Before I went to grad school in California, I was living in New York City, working at the New Amsterdam Theater as a house manager, and thinking and painting towards my future. I had a prescient, memorable dream during this time that I was following a cool guy up a hill who was wearing jeans in a scene that looked just like this. Flash forward about twenty years later I had taken this picture and realized it was just like that image in my dream! This is of Andrew, my husband and partner of twenty three years, looking at a vista on Avocado Mesa, in Tenaja—in the Murrieta Hills of Riverside California, where we dream about someday having a home. We sometimes drive to this area just to take in the views, but are also comforted to go back to our humble cabin near the big box stores and civilization, still gorgeous in every way—but its great to dream!
I was asked around the time I did this painting to "cover" the haute-couture shows in Paris by Ingrid Sischy for her Interview.
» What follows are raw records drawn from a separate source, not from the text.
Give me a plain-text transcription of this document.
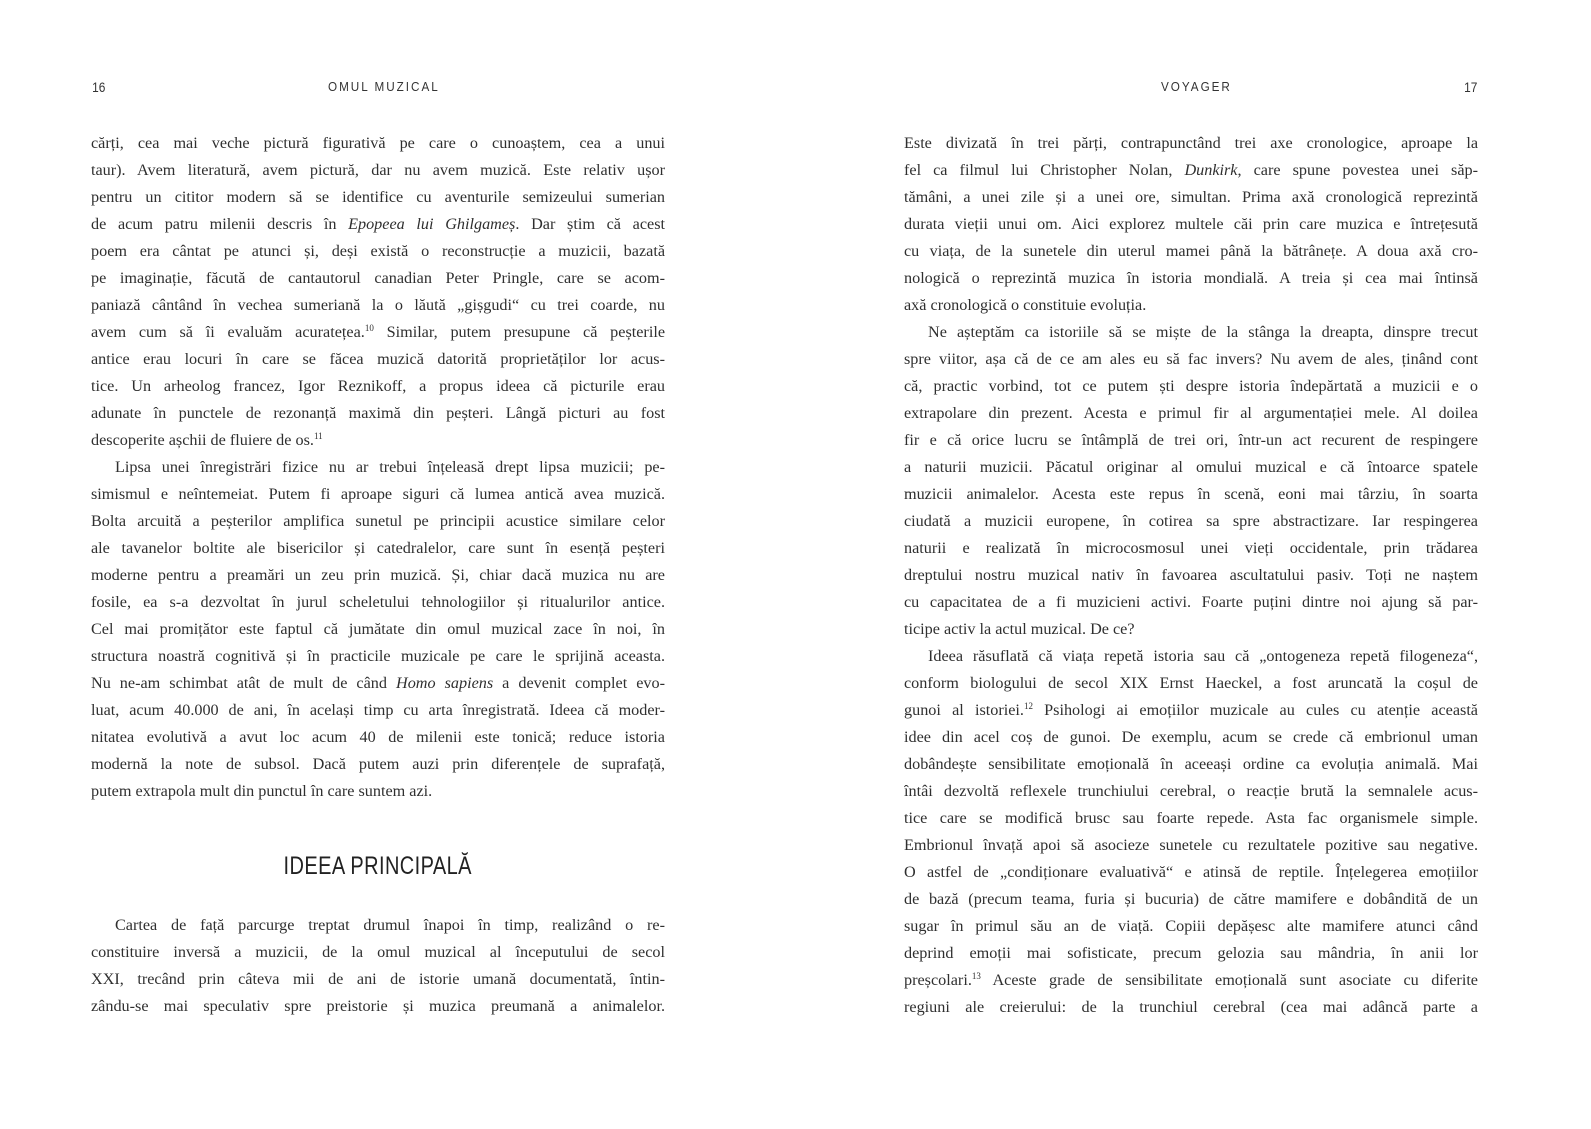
16	OMUL MUZICAL
cărți, cea mai veche pictură figurativă pe care o cunoaștem, cea a unui
taur). Avem literatură, avem pictură, dar nu avem muzică. Este relativ ușor
pentru un cititor modern să se identifice cu aventurile semizeului sumerian
de acum patru milenii descris în Epopeea lui Ghilgameș. Dar știm că acest
poem era cântat pe atunci și, deși există o reconstrucție a muzicii, bazată
pe imaginație, făcută de cantautorul canadian Peter Pringle, care se acom-
paniază cântând în vechea sumeriană la o lăută „gișgudi“ cu trei coarde, nu
avem cum să îi evaluăm acuratețea.$^{10}$ Similar, putem presupune că peșterile
antice erau locuri în care se făcea muzică datorită proprietăților lor acus-
tice. Un arheolog francez, Igor Reznikoff, a propus ideea că picturile erau
adunate în punctele de rezonanță maximă din peșteri. Lângă picturi au fost
descoperite așchii de fluiere de os.$^{11}$
Lipsa unei înregistrări fizice nu ar trebui înțeleasă drept lipsa muzicii; pe-
simismul e neîntemeiat. Putem fi aproape siguri că lumea antică avea muzică.
Bolta arcuită a peșterilor amplifica sunetul pe principii acustice similare celor
ale tavanelor boltite ale bisericilor și catedralelor, care sunt în esență peșteri
moderne pentru a preamări un zeu prin muzică. Și, chiar dacă muzica nu are
fosile, ea s-a dezvoltat în jurul scheletului tehnologiilor și ritualurilor antice.
Cel mai promițător este faptul că jumătate din omul muzical zace în noi, în
structura noastră cognitivă și în practicile muzicale pe care le sprijină aceasta.
Nu ne-am schimbat atât de mult de când Homo sapiens a devenit complet evo-
luat, acum 40.000 de ani, în același timp cu arta înregistrată. Ideea că moder-
nitatea evolutivă a avut loc acum 40 de milenii este tonică; reduce istoria
modernă la note de subsol. Dacă putem auzi prin diferențele de suprafață,
putem extrapola mult din punctul în care suntem azi.
IDEEA PRINCIPALĂ
Cartea de față parcurge treptat drumul înapoi în timp, realizând o re-
constituire inversă a muzicii, de la omul muzical al începutului de secol
XXI, trecând prin câteva mii de ani de istorie umană documentată, întin-
zându-se mai speculativ spre preistorie și muzica preumană a animalelor.
VOYAGER	17
Este divizată în trei părți, contrapunctând trei axe cronologice, aproape la
fel ca filmul lui Christopher Nolan, Dunkirk, care spune povestea unei săp-
tămâni, a unei zile și a unei ore, simultan. Prima axă cronologică reprezintă
durata vieții unui om. Aici explorez multele căi prin care muzica e întrețesută
cu viața, de la sunetele din uterul mamei până la bătrânețe. A doua axă cro-
nologică o reprezintă muzica în istoria mondială. A treia și cea mai întinsă
axă cronologică o constituie evoluția.
Ne așteptăm ca istoriile să se miște de la stânga la dreapta, dinspre trecut
spre viitor, așa că de ce am ales eu să fac invers? Nu avem de ales, ținând cont
că, practic vorbind, tot ce putem ști despre istoria îndepărtată a muzicii e o
extrapolare din prezent. Acesta e primul fir al argumentației mele. Al doilea
fir e că orice lucru se întâmplă de trei ori, într-un act recurent de respingere
a naturii muzicii. Păcatul originar al omului muzical e că întoarce spatele
muzicii animalelor. Acesta este repus în scenă, eoni mai târziu, în soarta
ciudată a muzicii europene, în cotirea sa spre abstractizare. Iar respingerea
naturii e realizată în microcosmosul unei vieți occidentale, prin trădarea
dreptului nostru muzical nativ în favoarea ascultatului pasiv. Toți ne naștem
cu capacitatea de a fi muzicieni activi. Foarte puțini dintre noi ajung să par-
ticipe activ la actul muzical. De ce?
Ideea răsuflată că viața repetă istoria sau că „ontogeneza repetă filogeneza“,
conform biologului de secol XIX Ernst Haeckel, a fost aruncată la coșul de
gunoi al istoriei.$^{12}$ Psihologi ai emoțiilor muzicale au cules cu atenție această
idee din acel coș de gunoi. De exemplu, acum se crede că embrionul uman
dobândește sensibilitate emoțională în aceeași ordine ca evoluția animală. Mai
întâi dezvoltă reflexele trunchiului cerebral, o reacție brută la semnalele acus-
tice care se modifică brusc sau foarte repede. Asta fac organismele simple.
Embrionul învață apoi să asocieze sunetele cu rezultatele pozitive sau negative.
O astfel de „condiționare evaluativă“ e atinsă de reptile. Înțelegerea emoțiilor
de bază (precum teama, furia și bucuria) de către mamifere e dobândită de un
sugar în primul său an de viață. Copiii depășesc alte mamifere atunci când
deprind emoții mai sofisticate, precum gelozia sau mândria, în anii lor
preșcolari.$^{13}$ Aceste grade de sensibilitate emoțională sunt asociate cu diferite
regiuni ale creierului: de la trunchiul cerebral (cea mai adâncă parte a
I think she wanted me to be a sketch artist for the magazine, creating drawings on the spot, but the models moved so fast, and there was so much to take in, that I ended up taking thousands of photos to get the right ones, and quickly made oil paintings for what turned out to be her last issue. Importantly, these were some of the first images I showed publicly based on my own photos, and they gave me confidence to continue to make work from my own imagery. I had been looking around the studio and was becoming more frustrated, as although I enjoyed how hopefully I was putting my own spin on appropriated imagery, and all the post-modern productive baggage that can be ascertained using pre-found photos as a child of the Pictures Generation, I realized I didn’t have autonomy over the image in the way I yearned to—I wanted to be able to be the sole creator of the image, and also to begin to make work from my own life even more. I love Manet, and think he is the beginning of a sort of Post Post-Modernism, a "have your cake and eat it too plan," where you can make work from your personal life that resonates politically and beyond the confines of the picture plane, work that has a critical context but also allows for warmth, beauty, and the painterly finesse of translating scenes of your own life through empathic, meditative rendering.
When I took this photo and saw the results, I yearned to paint it. I’m not a new-age "magical thinking" type person, however, now when I make art, I want to create images that give me optimism and hope, and that are a pleasant meditation to locate my thoughts. I do think if you are creating images of things you wish to happen in your own life, beyond magical thinking, it just simply sets the parameters of how you might think in order for good things to happen—as we are thinking our thoughts about the problems, issues, and ideas of our day in the analytical meditation a painting can posit, as you solve the formal problems of the image, and pieces fall into place, like dreaming, perhaps the problems of your day are also solved by metonymic association. When making this picture, although we still don’t have the property in Tenaja, it brought about the warmth and emotion of the initial dream I had thinking of my future husband, and also our current love for one another, and the dreams and hope that we share in our life. The personal is political, and hopefully this also resonates as a gay romantic love and relationship that two middle-aged men could share in the freedom of the Twenty First Century, that in a painterly manner, also harkens back to the Romantic era of art of silhouetted figures looking into landscapes of Casper David Friedrich, the Western Expansion (in a good way) of the Hudson River School, and more—doing a homosocial reading of these subjects, but more importantly, showing an everlasting yearning of Landscape Painting and its connection to romantic dreaming and the desire for achieving human potentials.